12 The inextricable relation between bodies and information under biometrics was also captured by van der Ploeg (1999; 2003).
nonpoliticised, the politicised, and the securitised realms: “‘Security’ is the move that takes politics beyond the established rules of the game and frames the issue either as a special kind of politics or as above politics” (Buzan et al. 1998: 23, emphasis added).
In the framework of the securitisation theory of the Copenhagen School, therefore, everyday technological practices of identification themselves are not considered to be practices of securitisation – if not practices of politicisation at large (see Edkins 1999: 11) – but only exceptional claims that presents migration as an existential threat are taken into account. Consequently, technologies are understood simply as a means to develop the management of whatever is presented as a threat. Biometric technologies are thus understood as a means of managing and identifying illegal and/or risky immigrants. Contrary to this approach, Bigo argues that in the context of the management of uncertain dangers, or more generally the management of fear or unease, this technological relation of a-means-to-an-end needs to be reversed:
Securitization of immigration is the result and not the cause of the development of technologies of control and surveillance. It is linked to computerization, risk profiling, visa policy, the remote control of borders, the creation of international or nonterritorial zones in airports, and so on. (Bigo 2002: 73)

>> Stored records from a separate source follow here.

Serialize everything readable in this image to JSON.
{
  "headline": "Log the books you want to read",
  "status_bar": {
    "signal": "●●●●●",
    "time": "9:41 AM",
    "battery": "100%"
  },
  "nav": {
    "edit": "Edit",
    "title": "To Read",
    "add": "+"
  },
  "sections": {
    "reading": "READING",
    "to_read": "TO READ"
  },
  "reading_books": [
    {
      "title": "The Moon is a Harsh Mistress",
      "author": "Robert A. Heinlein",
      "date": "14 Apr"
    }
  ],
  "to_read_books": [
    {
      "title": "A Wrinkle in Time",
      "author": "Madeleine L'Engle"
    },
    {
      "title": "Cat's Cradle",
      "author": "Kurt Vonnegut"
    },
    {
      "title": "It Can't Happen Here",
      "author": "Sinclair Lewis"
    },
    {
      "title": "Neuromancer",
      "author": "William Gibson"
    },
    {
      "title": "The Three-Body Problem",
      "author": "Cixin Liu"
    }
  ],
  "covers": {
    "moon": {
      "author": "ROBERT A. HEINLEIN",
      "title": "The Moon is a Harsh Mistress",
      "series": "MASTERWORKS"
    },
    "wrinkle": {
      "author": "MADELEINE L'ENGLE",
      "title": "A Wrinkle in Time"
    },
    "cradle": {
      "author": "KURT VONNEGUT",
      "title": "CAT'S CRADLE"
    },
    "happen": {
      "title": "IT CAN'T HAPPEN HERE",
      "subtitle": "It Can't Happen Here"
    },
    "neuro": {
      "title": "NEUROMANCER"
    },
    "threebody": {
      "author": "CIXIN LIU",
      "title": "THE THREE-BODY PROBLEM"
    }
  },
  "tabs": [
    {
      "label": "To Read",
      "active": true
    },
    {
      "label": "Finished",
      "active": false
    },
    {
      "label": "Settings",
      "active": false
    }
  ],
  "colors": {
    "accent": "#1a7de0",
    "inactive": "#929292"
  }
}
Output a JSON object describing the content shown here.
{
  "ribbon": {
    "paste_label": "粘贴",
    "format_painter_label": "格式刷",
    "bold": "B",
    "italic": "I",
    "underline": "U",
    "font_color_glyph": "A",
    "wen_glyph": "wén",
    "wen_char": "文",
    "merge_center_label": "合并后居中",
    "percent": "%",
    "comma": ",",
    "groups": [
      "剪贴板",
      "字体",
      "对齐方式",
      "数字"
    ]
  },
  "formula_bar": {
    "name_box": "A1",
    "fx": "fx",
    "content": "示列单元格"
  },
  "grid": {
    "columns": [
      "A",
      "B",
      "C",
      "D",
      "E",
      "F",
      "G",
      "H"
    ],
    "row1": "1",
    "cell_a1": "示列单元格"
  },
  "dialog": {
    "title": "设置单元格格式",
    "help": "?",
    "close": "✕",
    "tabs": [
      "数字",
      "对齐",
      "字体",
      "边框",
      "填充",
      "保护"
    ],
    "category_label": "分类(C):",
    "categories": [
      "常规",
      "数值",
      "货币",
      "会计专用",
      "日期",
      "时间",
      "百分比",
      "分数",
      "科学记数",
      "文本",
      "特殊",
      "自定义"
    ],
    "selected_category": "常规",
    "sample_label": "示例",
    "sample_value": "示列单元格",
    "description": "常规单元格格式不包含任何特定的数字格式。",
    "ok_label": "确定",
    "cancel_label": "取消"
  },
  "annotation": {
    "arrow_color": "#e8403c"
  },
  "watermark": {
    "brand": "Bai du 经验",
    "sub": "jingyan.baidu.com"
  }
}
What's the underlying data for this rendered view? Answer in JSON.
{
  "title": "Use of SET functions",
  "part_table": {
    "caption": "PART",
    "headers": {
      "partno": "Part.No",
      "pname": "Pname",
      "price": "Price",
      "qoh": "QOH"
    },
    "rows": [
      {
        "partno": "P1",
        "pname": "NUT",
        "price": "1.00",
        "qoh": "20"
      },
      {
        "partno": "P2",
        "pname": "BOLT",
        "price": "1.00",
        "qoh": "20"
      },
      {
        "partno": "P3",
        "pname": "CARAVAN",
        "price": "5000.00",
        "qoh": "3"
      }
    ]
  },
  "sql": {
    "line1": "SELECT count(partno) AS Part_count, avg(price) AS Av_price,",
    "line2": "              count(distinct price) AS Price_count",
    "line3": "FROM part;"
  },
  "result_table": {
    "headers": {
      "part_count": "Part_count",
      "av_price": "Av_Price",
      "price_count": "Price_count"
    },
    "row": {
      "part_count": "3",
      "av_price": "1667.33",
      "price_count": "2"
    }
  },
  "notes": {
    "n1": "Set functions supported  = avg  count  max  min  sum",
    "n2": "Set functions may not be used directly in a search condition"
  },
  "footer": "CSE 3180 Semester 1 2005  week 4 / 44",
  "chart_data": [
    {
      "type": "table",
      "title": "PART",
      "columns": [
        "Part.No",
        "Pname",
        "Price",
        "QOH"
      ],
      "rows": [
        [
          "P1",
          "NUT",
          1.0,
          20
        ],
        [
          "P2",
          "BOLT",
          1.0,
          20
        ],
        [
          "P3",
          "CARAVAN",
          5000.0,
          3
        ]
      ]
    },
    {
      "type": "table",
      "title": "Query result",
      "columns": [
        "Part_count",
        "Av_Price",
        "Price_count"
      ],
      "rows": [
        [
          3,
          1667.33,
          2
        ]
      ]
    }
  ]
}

Under this inverse relation between security technologies and referent objects, therefore, biometrics are not just something to be developed, or indeed that has been developed, in order to manage threats that are discursively articulated. Rather, biometrics are now understood as something that makes the very securitisation of immigration possible.
From the points of van der Ploeg, Dillon and Bigo above, therefore, what matters is the technological production of knowledge of individuals. From these perspectives,
biometric identification can be understood as a combination of two forms of the seizure of power that Foucault theorised (see Introduction). Both disciplinary power and biopower are operational in multiple ways. For example, biometric identification does not only take place on literally individual bodies, at an anatomical level, but it also functions as a surveillant technology to control individual bodies such as immigrant bodies (see also Epstein 2007; Pugliese 2010: 7-10). At the same time, the disciplinary power of biometric knowledge is also correlative to a biopolitical configuration of a population and to a biopolitical incentive of fostering its security. As the authors above suggest, biometric identification for immigration control is not just a technology of verification and surveillance of bodies, but, perhaps more crucially, it enables drawing the boundaries at the level of population, demarcating between a risky population and a healthy population, under the biopolitics of security.